TF-IDF vs. BM25
1. Introduction
In search engine databases, efficient querying and ranking of documents is crucial. This lesson explores two popular methods for ranking: TF-IDF (Term Frequency-Inverse Document Frequency) and BM25 (Best Matching 25). Understanding their differences, advantages, and use cases is essential for optimizing search algorithms.
2. TF-IDF
TF-IDF is a statistical measurement that evaluates the importance of a word in a document relative to a collection (corpus) of documents. It is calculated using two components:
- Term Frequency (TF): Measures how frequently a term appears in a document. The formula is:
- Inverse Document Frequency (IDF): Measures the importance of the term across all documents. The formula is:
- Finally, TF-IDF is calculated as:
TF(t, d) = (Number of times term t appears in document d) / (Total number of terms in document d)
IDF(t) = log_e(Total number of documents / Number of documents containing term t)
TF-IDF(t, d) = TF(t, d) * IDF(t)
TF-IDF helps prioritize documents that contain the search terms more frequently while penalizing common words.
3. BM25
BM25 is an extension of TF-IDF and incorporates several improvements for ranking documents:
- Document Length Normalization: It adjusts for the length of documents, ensuring that longer documents do not have an unfair advantage.
- Term Saturation: It includes parameters to control how much additional occurrences of a term contribute to the score.
- The BM25 scoring formula is:
- Where:
BM25(t, d) = IDF(t) * (TF(t, d) * (k1 + 1)) / (TF(t, d) + k1 * (1 - b + b * (len(d) / avglen)))

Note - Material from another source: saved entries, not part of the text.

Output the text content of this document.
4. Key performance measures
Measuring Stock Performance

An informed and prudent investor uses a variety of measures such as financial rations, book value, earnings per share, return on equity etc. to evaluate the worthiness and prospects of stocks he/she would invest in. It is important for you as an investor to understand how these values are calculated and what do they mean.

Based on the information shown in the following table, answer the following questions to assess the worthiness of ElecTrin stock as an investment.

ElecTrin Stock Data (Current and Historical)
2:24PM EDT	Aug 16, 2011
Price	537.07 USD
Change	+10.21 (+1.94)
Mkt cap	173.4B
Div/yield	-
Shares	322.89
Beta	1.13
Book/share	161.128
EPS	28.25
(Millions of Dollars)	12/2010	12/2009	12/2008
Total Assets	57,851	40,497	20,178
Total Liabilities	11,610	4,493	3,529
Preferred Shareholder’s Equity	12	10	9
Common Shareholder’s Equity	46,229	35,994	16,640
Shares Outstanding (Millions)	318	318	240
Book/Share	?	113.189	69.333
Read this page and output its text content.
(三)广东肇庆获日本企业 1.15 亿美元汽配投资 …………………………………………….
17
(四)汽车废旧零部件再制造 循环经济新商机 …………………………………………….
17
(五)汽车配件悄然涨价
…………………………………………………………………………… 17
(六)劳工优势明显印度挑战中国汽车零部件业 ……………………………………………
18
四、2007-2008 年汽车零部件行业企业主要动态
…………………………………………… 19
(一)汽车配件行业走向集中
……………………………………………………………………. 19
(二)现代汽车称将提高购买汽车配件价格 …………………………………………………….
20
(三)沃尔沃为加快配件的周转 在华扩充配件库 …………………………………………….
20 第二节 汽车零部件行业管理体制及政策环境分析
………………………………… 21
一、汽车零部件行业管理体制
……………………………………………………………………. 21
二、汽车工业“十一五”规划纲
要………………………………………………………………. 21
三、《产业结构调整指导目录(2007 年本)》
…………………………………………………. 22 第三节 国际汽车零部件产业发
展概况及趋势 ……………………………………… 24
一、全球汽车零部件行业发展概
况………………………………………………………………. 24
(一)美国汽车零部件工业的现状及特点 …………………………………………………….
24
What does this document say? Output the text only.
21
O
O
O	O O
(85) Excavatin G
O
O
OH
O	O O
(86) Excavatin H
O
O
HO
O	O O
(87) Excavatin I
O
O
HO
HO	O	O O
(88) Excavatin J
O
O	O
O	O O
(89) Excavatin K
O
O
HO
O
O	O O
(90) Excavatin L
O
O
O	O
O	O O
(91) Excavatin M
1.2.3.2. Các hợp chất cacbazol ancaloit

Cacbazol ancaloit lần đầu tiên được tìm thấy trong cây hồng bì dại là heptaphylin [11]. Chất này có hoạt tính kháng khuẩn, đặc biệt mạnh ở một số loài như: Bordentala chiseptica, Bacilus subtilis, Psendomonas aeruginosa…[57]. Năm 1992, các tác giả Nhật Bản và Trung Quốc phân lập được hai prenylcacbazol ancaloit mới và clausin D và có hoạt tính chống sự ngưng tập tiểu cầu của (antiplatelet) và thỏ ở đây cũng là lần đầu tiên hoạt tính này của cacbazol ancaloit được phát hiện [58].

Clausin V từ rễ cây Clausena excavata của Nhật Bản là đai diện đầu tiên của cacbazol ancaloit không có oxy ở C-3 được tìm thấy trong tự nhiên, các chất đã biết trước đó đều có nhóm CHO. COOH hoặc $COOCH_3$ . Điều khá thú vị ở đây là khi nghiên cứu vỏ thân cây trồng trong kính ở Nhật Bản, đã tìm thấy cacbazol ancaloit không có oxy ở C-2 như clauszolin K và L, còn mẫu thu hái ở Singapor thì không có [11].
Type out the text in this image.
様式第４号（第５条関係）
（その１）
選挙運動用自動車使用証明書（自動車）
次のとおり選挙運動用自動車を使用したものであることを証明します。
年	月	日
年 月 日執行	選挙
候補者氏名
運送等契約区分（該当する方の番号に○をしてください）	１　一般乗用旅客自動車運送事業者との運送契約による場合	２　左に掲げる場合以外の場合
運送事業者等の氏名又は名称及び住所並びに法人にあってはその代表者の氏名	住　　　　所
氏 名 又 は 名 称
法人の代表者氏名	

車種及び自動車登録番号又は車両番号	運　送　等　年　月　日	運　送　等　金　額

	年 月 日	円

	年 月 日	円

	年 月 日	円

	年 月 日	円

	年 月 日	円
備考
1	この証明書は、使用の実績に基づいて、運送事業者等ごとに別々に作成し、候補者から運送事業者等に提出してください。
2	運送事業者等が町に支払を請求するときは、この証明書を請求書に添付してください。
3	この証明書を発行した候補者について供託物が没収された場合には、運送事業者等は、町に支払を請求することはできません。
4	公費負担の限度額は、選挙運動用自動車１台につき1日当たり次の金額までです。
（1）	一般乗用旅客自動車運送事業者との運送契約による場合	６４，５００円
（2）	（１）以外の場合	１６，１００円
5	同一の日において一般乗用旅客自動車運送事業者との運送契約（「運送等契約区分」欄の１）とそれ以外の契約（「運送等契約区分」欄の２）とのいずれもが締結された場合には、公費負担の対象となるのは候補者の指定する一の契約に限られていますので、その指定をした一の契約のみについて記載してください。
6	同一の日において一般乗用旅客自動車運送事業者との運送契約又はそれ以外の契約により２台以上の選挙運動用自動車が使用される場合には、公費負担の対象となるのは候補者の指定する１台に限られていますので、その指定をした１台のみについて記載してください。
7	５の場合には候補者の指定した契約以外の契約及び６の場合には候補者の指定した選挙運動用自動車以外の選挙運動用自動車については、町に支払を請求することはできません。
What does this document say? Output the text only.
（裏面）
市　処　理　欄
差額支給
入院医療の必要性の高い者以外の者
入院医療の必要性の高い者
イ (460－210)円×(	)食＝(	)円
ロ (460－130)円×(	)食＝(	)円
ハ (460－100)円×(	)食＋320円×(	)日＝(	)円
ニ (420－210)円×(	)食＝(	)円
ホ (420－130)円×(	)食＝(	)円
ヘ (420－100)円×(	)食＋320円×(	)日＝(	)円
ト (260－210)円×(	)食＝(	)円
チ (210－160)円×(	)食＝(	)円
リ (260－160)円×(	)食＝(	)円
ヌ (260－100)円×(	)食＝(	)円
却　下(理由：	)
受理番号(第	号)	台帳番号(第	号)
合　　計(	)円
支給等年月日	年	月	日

k1 = 1.2 (a tuning parameter)
b = 0.75 (controls the influence of document length)
len(d) = length of the document
avglen = average document length in the collection
4. Comparison
- TF-IDF is simpler and easier to implement.
- BM25 handles varying document lengths better.
- BM25 often performs better in practical applications.
5. Implementation
Below is a Python code example demonstrating how to implement TF-IDF and BM25 using the scikit-learn
and rank_bm25
libraries:
from sklearn.feature_extraction.text import TfidfVectorizer
from rank_bm25 import BM25Okapi
# Sample documents
documents = [
"the cat in the hat",
"the cat",
"the hat",
"a cat sat on the mat"
]
# TF-IDF Implementation
tfidf_vectorizer = TfidfVectorizer()
tfidf_matrix = tfidf_vectorizer.fit_transform(documents)
# BM25 Implementation
tokenized_corpus = [doc.split(" ") for doc in documents]
bm25 = BM25Okapi(tokenized_corpus)
# Query
query = "cat hat"
tokenized_query = query.split(" ")
bm25_scores = bm25.get_scores(tokenized_query)
print("TF-IDF Matrix:\n", tfidf_matrix.toarray())
print("BM25 Scores:\n", bm25_scores)
6. FAQ
What is the main advantage of BM25 over TF-IDF?
BM25 accounts for document length and term saturation, providing a more accurate ranking of documents in a search context.
Can TF-IDF still be useful in modern applications?
Yes, TF-IDF is still widely used for its simplicity and effectiveness in certain contexts, especially in smaller datasets.
Which algorithm should I use for my search engine?
For most applications, BM25 is preferred due to its robustness and adaptability to different scenarios.